Les labos obligés de stocker 4 mois des médicaments?

Mais neuf mois plus tard, le décret n'est toujours pas publié, regrettait récemment l'association France Assos santé. Ce lundi, celle-ci a déploré que le délai de stocks initialement évoqué soit réduit de quatre à deux mois.

Certaines associations de patients s’expriment aujourd’hui pour demander l’application d’une obligation de stockage de quatre mois à l’ensemble des médicaments d’intérêt thérapeutique majeur (MITM).

Le syndicat des labos contre le stockage généralisé

Une solution que réprouve le Leem (Les entreprises du médicament), syndicat professionnel qui regroupe les principaux industriels de la pharmacie en France.

"Il s’agit majoritairement de médicaments anciens, faiblement valorisés. L’allongement excessif de la durée de stockage de ces médicaments modifierait profondément leurs conditions d’exploitation et conduirait probablement certains fournisseurs à les retirer du marché. À l'arrivée, loin de régler le problème des ruptures d’approvisionnement, une durée de stockage trop contraignante aurait donc pour effet de les aggraver" explique le Leem.

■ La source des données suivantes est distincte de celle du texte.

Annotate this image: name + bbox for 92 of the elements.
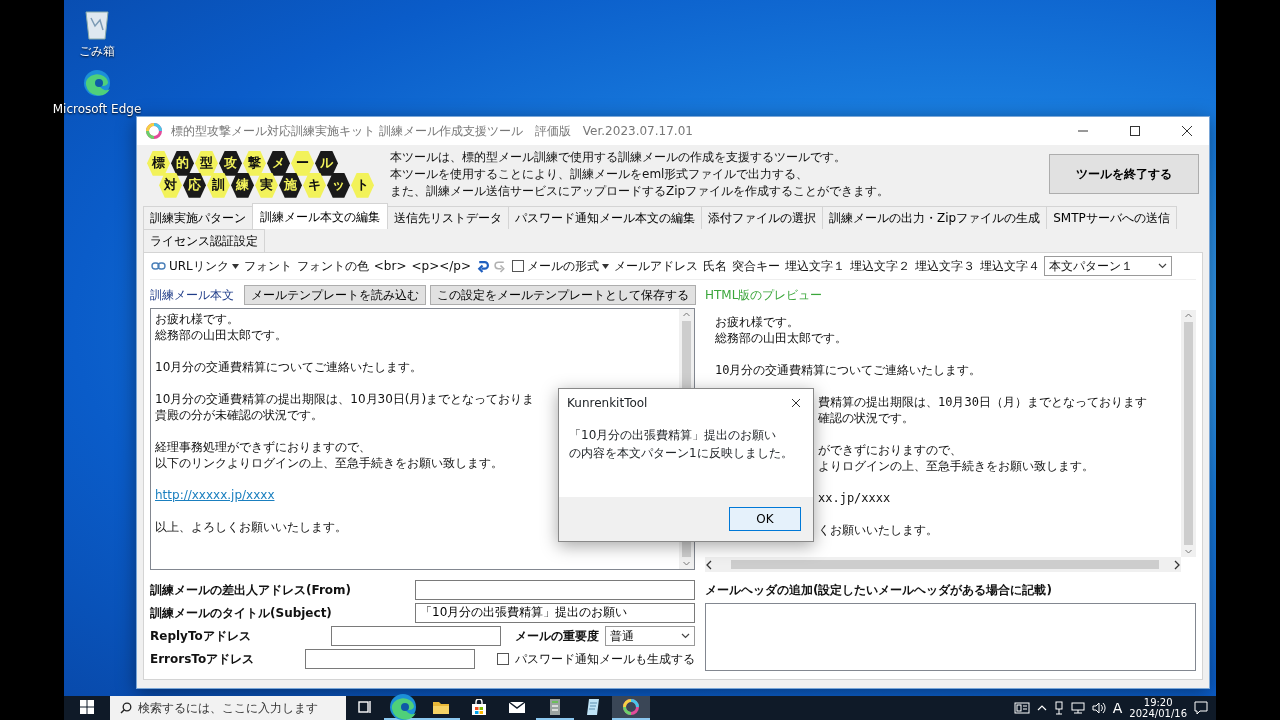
close-icon[interactable] xyxy=(1181,125,1193,137)
text-line: 費精算の提出期限は、10月30日（月）までとなっております xyxy=(818,394,1147,411)
ok-button[interactable]: OK xyxy=(729,507,801,532)
speaker-icon[interactable] xyxy=(1091,702,1106,714)
text-line: 以下のリンクよりログインの上、至急手続きをお願い致します。 xyxy=(155,456,503,471)
toolbar-button[interactable]: フォントの色 xyxy=(295,255,370,278)
text-line: 10月分の交通費精算についてご連絡いたします。 xyxy=(715,363,982,378)
input-field[interactable] xyxy=(415,579,695,600)
logo: 標的型攻撃メール 対応訓練実施キット xyxy=(147,150,374,198)
usb-icon[interactable] xyxy=(1053,701,1064,715)
load-template-button[interactable]: メールテンプレートを読み込む xyxy=(244,285,426,306)
pattern-select[interactable]: 本文パターン１ xyxy=(1044,256,1172,277)
search-field[interactable]: 検索するには、ここに入力します xyxy=(110,696,346,720)
toolbar-button[interactable]: 氏名 xyxy=(702,255,728,278)
header-textarea[interactable] xyxy=(705,603,1196,672)
description-text: また、訓練メール送信サービスにアップロードするZipファイルを作成することができます。 xyxy=(390,182,890,200)
server-icon[interactable] xyxy=(536,696,574,720)
text-line: お疲れ様です。 xyxy=(155,312,239,327)
tab[interactable]: 訓練実施パターン xyxy=(143,206,253,230)
text-line: 確認の状況です。 xyxy=(818,410,914,427)
text-line: 経理事務処理ができずにおりますので、 xyxy=(155,440,371,455)
dropdown-button[interactable]: URLリンク xyxy=(150,255,240,278)
section-label: 訓練メール本文 xyxy=(150,287,234,305)
checkbox[interactable] xyxy=(497,652,509,665)
clock-date[interactable]: 2024/01/16 xyxy=(1129,708,1187,719)
ring-icon[interactable] xyxy=(612,696,650,720)
input-field[interactable] xyxy=(331,625,501,646)
toolbar-button[interactable]: <p></p> xyxy=(410,255,472,278)
link-icon xyxy=(151,261,166,272)
keyboard-icon[interactable] xyxy=(1013,702,1030,714)
icon-label: ごみ箱 xyxy=(79,43,115,60)
caret-icon xyxy=(1158,263,1167,270)
close-icon[interactable] xyxy=(791,398,801,409)
field-label: ReplyToアドレス xyxy=(150,627,251,645)
text-line: 10月分の交通費精算についてご連絡いたします。 xyxy=(155,360,423,375)
text-line: お疲れ様です。 xyxy=(715,315,799,330)
scroll-right-icon[interactable] xyxy=(1173,559,1181,570)
window-title: 標的型攻撃メール対応訓練実施キット 訓練メール作成支援ツール 評価版 Ver.2023.07.17.01 xyxy=(171,123,694,140)
scroll-left-icon[interactable] xyxy=(705,559,713,570)
start-icon[interactable] xyxy=(80,700,94,714)
caret-icon xyxy=(231,263,239,269)
tab[interactable]: 訓練メール本文の編集 xyxy=(252,203,388,230)
text-line: 総務部の山田太郎です。 xyxy=(715,331,847,346)
field-label: メールの重要度 xyxy=(515,627,599,645)
undo-icon xyxy=(476,259,489,273)
toolbar-button[interactable]: メールアドレス xyxy=(613,255,699,278)
dialog-title: KunrenkitTool xyxy=(567,395,648,413)
text-line: 総務部の山田太郎です。 xyxy=(155,328,287,343)
notification-icon[interactable] xyxy=(1194,701,1208,715)
ime-indicator[interactable]: A xyxy=(1112,697,1123,719)
text-line: 以上、よろしくお願いいたします。 xyxy=(155,520,347,535)
toolbar-button[interactable]: 埋込文字１ xyxy=(784,255,846,278)
horizontal-scrollbar[interactable] xyxy=(705,557,1181,573)
clock-time[interactable]: 19:20 xyxy=(1143,697,1173,708)
field-label: 訓練メールの差出人アドレス(From) xyxy=(150,581,352,599)
caret-icon xyxy=(602,263,609,269)
input-field[interactable] xyxy=(305,648,475,669)
tab[interactable]: ライセンス認証設定 xyxy=(143,229,265,253)
toolbar-button[interactable]: <br> xyxy=(372,255,408,278)
field-label: 訓練メールのタイトル(Subject) xyxy=(150,604,332,622)
toolbar-button[interactable]: 埋込文字４ xyxy=(979,255,1041,278)
chevron-icon[interactable] xyxy=(1036,704,1047,712)
toolbar-button[interactable]: 埋込文字３ xyxy=(914,255,976,278)
text-line: よりログインの上、至急手続きをお願い致します。 xyxy=(818,458,1094,475)
section-label: HTML版のプレビュー xyxy=(705,287,823,305)
text-line: 10月分の交通費精算の提出期限は、10月30日(月)までとなっておりま xyxy=(155,392,535,407)
text-line: 貴殿の分が未確認の状況です。 xyxy=(155,408,323,423)
toolbar-button[interactable]: 突合キー xyxy=(731,255,781,278)
ring-icon xyxy=(145,122,163,140)
save-template-button[interactable]: この設定をメールテンプレートとして保存する xyxy=(430,285,696,306)
toolbar-button[interactable]: フォント xyxy=(242,255,293,278)
text-line: xx.jp/xxxx xyxy=(818,490,891,507)
description-text: 本ツールは、標的型メール訓練で使用する訓練メールの作成を支援するツールです。 xyxy=(390,149,847,166)
link[interactable]: http://xxxxx.jp/xxxx xyxy=(155,488,275,503)
checkbox-label[interactable]: パスワード通知メールも生成する xyxy=(515,649,695,668)
maximize-icon[interactable] xyxy=(1129,125,1141,137)
toolbar-button[interactable]: 埋込文字２ xyxy=(849,255,911,278)
description-text: 本ツールを使用することにより、訓練メールをeml形式ファイルで出力する、 xyxy=(390,165,810,183)
redo-icon xyxy=(494,259,507,273)
browser-icon[interactable] xyxy=(384,696,422,720)
tab[interactable]: SMTPサーバへの送信 xyxy=(1046,206,1177,230)
search-icon xyxy=(120,702,132,714)
field-label: ErrorsToアドレス xyxy=(150,650,255,668)
importance-select[interactable]: 普通 xyxy=(605,625,695,646)
caret-icon xyxy=(681,632,690,639)
input-field[interactable]: 「10月分の出張費精算」提出のお願い xyxy=(415,602,695,623)
text-line: ができずにおりますので、 xyxy=(818,442,962,459)
checkbox-dropdown[interactable]: メールの形式 xyxy=(511,255,610,278)
exit-button[interactable]: ツールを終了する xyxy=(1049,154,1199,195)
network-icon[interactable] xyxy=(1070,702,1085,714)
field-label: メールヘッダの追加(設定したいメールヘッダがある場合に記載) xyxy=(705,581,1052,599)
text-line: くお願いいたします。 xyxy=(818,522,938,539)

Un argument qui va dans le sens de nombreux observateurs qui, déplorant ces pénuries récurrentes de médicaments, affirment que ses causes sont essentiellement financières quoi qu’on en dise. 

Si l'État se substituait à l'industrie privée?

Parmi les autres solutions avancées, pour éviter de trop dépendre de l'Inde et de la Chine, une consisterait à ce que l’État se substitue à l’industrie privée lorsque celle-ci n'est pas capable de fournir des médicaments essentiels.

La France dispose de deux structures publiques à même de produire des médicaments indispensables non commercialisés par l'industrie pharmaceutique, l'agence générale des équipements et produits de santé (Ageps) et la pharmacie centrale des armées.

Constituer une réserve stratégique de produits de santé

Le Sénat, dans son rapport de 2018, prônait le renforcement de leurs moyens financiers "afin de faire du transfert à ces laboratoires de la production de quelques médicaments voués à un retrait du marché ou régulièrement exposés à des tensions une solution viable pour assurer la disponibilité de spécialités indispensables".

Une autre piste vise à constituer des réserves stratégiques de produits destinés à la santé civile afin de faire face à des événements extraordinaires (catastrophes naturelles, épidémies, risques biologiques, chimiques et radionucléaires,...).

"Ces réserves concerneraient en particulier certains vaccins, des anti-infectieux et des produits stériles injectables, sur le modèle des réserves stratégiques de médicaments mises en place aux États-Unis dans le cadre du Strategic National Stockpile, concluaient les sénateurs.